Kegiatan kampanye kesetaraan gender ini, dalam lingkup para penganut agama
Islam menjadi sebuah dualisme perspektif karena masing-masing memiliki landasan
ayat al-Qur'an yang diinterpretasi menurut pandangan dan hasil pengetahuan
masing-masing.
Melihat fakta empiris, isu kesetaraan gender yang
mulai populer tersebut disebabkan banyaknya kasus diskriminasi yang terjadi
antara kaum lelaki dan wanita yang terjadi di masyarakat. Salah satu topik inti
dalam pembahasan gender adalah mengenai kelayakan wanita sebagai pemimpin.
Dalil yang diperdebatkan salah satunya adalah firman Allah dalam surah an-Nisa’
ayat 34:
Artinya: Kaum laki-laki itu adalah pemimpin
bagi kaum wanita, oleh karena Allah telah melebihkan sebahagian mereka
(laki-laki) atas sebahagian yang lain (wanita), dan karena mereka (laki-laki)
telah menafkahkan sebagian dari harta mereka. sebab itu Maka wanita yang saleh,
ialah yang taat kepada Allah lagi memelihara diri ketika suaminya tidak ada,
oleh karena Allah telah memelihara (mereka).
Sebagian pendapat menyatakan bahwa kalimat qawwamuun
tidak berarti penguasa atau majikan, sehingga perempuan memiliki hak yang sama
dengan secara skill.

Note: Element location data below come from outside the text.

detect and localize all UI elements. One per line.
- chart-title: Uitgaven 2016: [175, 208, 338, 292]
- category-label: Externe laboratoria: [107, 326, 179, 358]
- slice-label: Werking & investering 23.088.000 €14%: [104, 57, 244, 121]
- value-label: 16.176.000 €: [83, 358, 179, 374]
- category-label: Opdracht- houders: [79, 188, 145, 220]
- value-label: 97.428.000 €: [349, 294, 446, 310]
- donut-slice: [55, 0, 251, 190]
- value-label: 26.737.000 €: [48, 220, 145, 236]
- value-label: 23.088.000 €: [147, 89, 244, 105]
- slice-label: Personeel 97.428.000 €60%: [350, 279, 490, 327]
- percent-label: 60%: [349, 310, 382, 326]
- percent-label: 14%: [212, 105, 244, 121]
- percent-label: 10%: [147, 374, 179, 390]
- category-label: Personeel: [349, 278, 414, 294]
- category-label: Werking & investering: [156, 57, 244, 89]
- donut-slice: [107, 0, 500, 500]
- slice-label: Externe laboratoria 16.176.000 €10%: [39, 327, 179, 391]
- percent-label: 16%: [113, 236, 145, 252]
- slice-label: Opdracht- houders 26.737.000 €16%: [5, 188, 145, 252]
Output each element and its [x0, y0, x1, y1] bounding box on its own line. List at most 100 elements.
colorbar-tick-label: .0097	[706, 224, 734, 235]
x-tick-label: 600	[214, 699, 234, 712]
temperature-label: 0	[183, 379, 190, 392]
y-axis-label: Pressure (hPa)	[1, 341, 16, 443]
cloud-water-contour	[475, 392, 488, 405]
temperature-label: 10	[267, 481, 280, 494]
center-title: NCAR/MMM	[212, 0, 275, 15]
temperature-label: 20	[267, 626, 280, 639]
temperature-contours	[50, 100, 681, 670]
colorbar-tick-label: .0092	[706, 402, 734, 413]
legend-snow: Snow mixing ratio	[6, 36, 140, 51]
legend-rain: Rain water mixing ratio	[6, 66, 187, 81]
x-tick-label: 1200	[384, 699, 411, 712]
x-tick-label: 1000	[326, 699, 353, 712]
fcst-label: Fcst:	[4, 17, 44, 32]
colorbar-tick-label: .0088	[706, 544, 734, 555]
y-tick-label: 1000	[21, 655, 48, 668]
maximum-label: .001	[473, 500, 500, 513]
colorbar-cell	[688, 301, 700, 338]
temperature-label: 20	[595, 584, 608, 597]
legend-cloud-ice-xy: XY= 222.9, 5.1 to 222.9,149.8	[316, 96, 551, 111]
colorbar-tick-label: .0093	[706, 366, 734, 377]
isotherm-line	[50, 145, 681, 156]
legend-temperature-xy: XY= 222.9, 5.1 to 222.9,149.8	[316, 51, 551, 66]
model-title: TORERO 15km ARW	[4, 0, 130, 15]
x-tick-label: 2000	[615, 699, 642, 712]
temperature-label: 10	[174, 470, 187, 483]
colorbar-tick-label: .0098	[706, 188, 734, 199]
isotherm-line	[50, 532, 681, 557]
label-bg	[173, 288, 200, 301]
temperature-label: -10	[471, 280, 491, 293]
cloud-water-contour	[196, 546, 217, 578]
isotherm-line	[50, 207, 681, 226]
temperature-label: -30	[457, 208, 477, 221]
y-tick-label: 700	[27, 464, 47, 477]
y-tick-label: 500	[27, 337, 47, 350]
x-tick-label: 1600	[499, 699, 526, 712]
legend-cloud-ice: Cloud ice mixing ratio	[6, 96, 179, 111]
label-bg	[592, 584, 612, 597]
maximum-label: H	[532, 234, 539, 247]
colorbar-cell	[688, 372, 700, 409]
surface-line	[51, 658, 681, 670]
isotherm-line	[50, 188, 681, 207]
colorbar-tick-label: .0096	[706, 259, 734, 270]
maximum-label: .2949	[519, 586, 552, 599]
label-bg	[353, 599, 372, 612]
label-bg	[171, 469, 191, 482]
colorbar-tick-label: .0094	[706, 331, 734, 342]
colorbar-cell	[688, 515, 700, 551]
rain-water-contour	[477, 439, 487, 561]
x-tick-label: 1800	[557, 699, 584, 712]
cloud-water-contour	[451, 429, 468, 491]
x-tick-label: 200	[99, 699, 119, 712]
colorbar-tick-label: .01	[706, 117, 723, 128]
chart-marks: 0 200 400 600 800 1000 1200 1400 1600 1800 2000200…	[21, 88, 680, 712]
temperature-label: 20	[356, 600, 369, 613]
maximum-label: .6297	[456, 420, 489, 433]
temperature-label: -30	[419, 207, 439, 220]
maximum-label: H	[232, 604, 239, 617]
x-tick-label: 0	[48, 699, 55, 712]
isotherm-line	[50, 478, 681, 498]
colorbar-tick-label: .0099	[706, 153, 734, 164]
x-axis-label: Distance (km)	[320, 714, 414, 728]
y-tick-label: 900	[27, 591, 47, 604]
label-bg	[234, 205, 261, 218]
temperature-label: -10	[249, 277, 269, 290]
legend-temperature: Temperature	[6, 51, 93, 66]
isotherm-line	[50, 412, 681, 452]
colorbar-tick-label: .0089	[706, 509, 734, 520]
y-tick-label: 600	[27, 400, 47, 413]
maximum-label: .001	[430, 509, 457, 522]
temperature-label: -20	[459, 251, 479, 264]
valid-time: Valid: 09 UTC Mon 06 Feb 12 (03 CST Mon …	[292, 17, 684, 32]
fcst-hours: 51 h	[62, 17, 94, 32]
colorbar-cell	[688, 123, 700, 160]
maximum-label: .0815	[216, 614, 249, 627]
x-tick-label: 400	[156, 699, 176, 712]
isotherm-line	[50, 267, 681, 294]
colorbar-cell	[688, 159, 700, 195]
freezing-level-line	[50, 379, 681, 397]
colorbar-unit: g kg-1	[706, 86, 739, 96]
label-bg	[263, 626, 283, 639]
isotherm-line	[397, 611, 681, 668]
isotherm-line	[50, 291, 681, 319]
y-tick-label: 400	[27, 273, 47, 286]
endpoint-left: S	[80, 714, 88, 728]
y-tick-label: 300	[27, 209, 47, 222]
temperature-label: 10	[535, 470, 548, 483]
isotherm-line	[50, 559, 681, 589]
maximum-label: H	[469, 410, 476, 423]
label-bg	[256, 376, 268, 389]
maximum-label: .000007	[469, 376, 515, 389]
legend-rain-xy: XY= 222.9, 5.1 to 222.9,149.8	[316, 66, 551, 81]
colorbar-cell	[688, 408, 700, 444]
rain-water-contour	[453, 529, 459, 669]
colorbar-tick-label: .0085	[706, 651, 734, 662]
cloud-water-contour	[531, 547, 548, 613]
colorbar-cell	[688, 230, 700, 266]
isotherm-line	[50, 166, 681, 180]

Pendapat lainnya juga memberikan interpretasi bahwa
kalimat qawwamuun berarti pemimpin, sehingga menurut sebagian ulama fiqh wanita
menurut syara’ tidak dapat dijadikan sebagai pemimpin.
Adanya dualisme pendapat inilah yang mendasari kajian
dalam makalah ini, dengan mencoba menganalisa pendapat dari dua belah pihak
secara subjektif antara pandangan aktivis feminimisme dan pandangan para pakar
yang kontra terhadap ideologi para aktivis feminimisme. Hal ini dilakukan untuk
memberikan kontibusi kajian ilmiah dan membuka pemahaman terhadap bentuk
perspektif kedua belah pihak mengenai kepemimpinan wanita.
2.
Rumusan Masalah dan Tujuan
Penulisan
Sebagai fokus konstruksi pembahasan makalah ini adalah
bagaimana uraian pendapat dari aktivis yang memperjuangkan penyetaraan hak
wanita mengenai kepemimpinan wanita dan uraian pendapat yang kontra terhadap
ideologi kaum feminis tersebut? Sehingga makalah ini akan membahas mengenai pandangan
feminimisme terhadap kepemimpinan wanita dan pendapat yang kontra terhadap kepemimpinan
wanita.
3.
Metodologi Pembahasan
Makalah ini diuraikan dengan menggunakan metodologi
studi komparasi-deskriptif dengan maksud memberikan kesimpulan secara subjektif
terhadap pandangan kedua belah pihak yang bertentangan dengan tujuan memberikan
analisa literatur terhadap temuan mengenai pembahasan yang telah ditentukan.
B. PEMBAHASAN
1.
Kajian Definisi Gender
Secara
etimologis kata ‘gender’ berasal dari bahasa Inggris yang berarti ‘jenis kelamin’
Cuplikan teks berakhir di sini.